First, welcome minega! I’m assuming that you are a Rwandan born and bred. If so, I hope you might contribute to future discussions regarding Africa or the Third World since I and most of us here will be interested in your point of view.
minega, it is likely that you have witnessed things in your country so unspeakably horrific and brutal that I can only count my blessings that I was born elsewhere, beautiful though Rwanda may be. It is entirely understandable that you might cast around for someone else to blame, if only in order to bring some semblance of understanding or explanation to something so bewilderingly appalling, especially when you see the world act with great haste in the name of arguably far less deserving causes.
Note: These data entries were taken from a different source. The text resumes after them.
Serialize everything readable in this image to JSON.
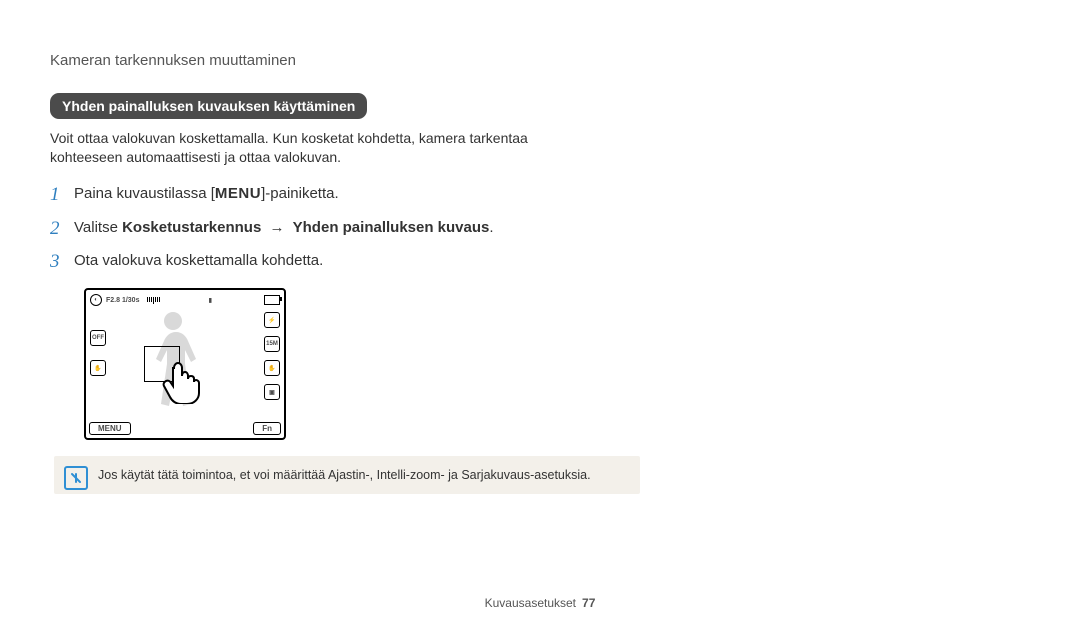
{
  "header": {
    "title": "Kameran tarkennuksen muuttaminen"
  },
  "section": {
    "pill": "Yhden painalluksen kuvauksen käyttäminen",
    "intro": "Voit ottaa valokuvan koskettamalla. Kun kosketat kohdetta, kamera tarkentaa kohteeseen automaattisesti ja ottaa valokuvan."
  },
  "steps": {
    "s1_num": "1",
    "s1_pre": "Paina kuvaustilassa [",
    "s1_label": "MENU",
    "s1_post": "]-painiketta.",
    "s2_num": "2",
    "s2_pre": "Valitse ",
    "s2_b1": "Kosketustarkennus",
    "s2_arrow": "→",
    "s2_b2": "Yhden painalluksen kuvaus",
    "s2_post": ".",
    "s3_num": "3",
    "s3_text": "Ota valokuva koskettamalla kohdetta."
  },
  "lcd": {
    "exposure": "F2.8 1/30s",
    "menu": "MENU",
    "fn": "Fn",
    "left1": "OFF",
    "right_flash": "⚡",
    "right_size": "15M"
  },
  "note": {
    "text": "Jos käytät tätä toimintoa, et voi määrittää Ajastin-, Intelli-zoom- ja Sarjakuvaus-asetuksia."
  },
  "footer": {
    "section": "Kuvausasetukset",
    "page": "77"
  }
}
I believe more could, and should, have been done in order to reduce the slaughter, even though I agree that the nature of the conflict was such that a terrible atrocity was never going to be entirely avoidable. For some UN troops to at least try to set up viable safe havens within Tutsi dominated territory might have saved a few thousand lives and given hope to the victims that the world was taking notice.
Also, in a wider scope and looking longer term, a major factor in this and almost every other civil war in Africa is the prevalence of cheap but immensely powerful small arms, most of which are manufactured and exported from here in western democracies. Were similar regulations applied to such weapons as, say, nuclear power station parts, it might encourage more Africans to turn to the ballot before the bullet in future disagreements. (Of course, the use of machetes and bare hands in the genocide was well documented, but a small-arms race between even small groups of militia is sometimes enough to kick-start all out war between two entire ethnic groups.)
However, you must also understand the reluctance of foreign nations to risk the lives of their own young men and women in an interference which, as has been pointed out, faced massive logistical problems and which might even have made a terrible situation even worse, difficult as that might be to imagine.
If a strong peace is to come to your country, it will not be from seeking people to blame, but people to forgive.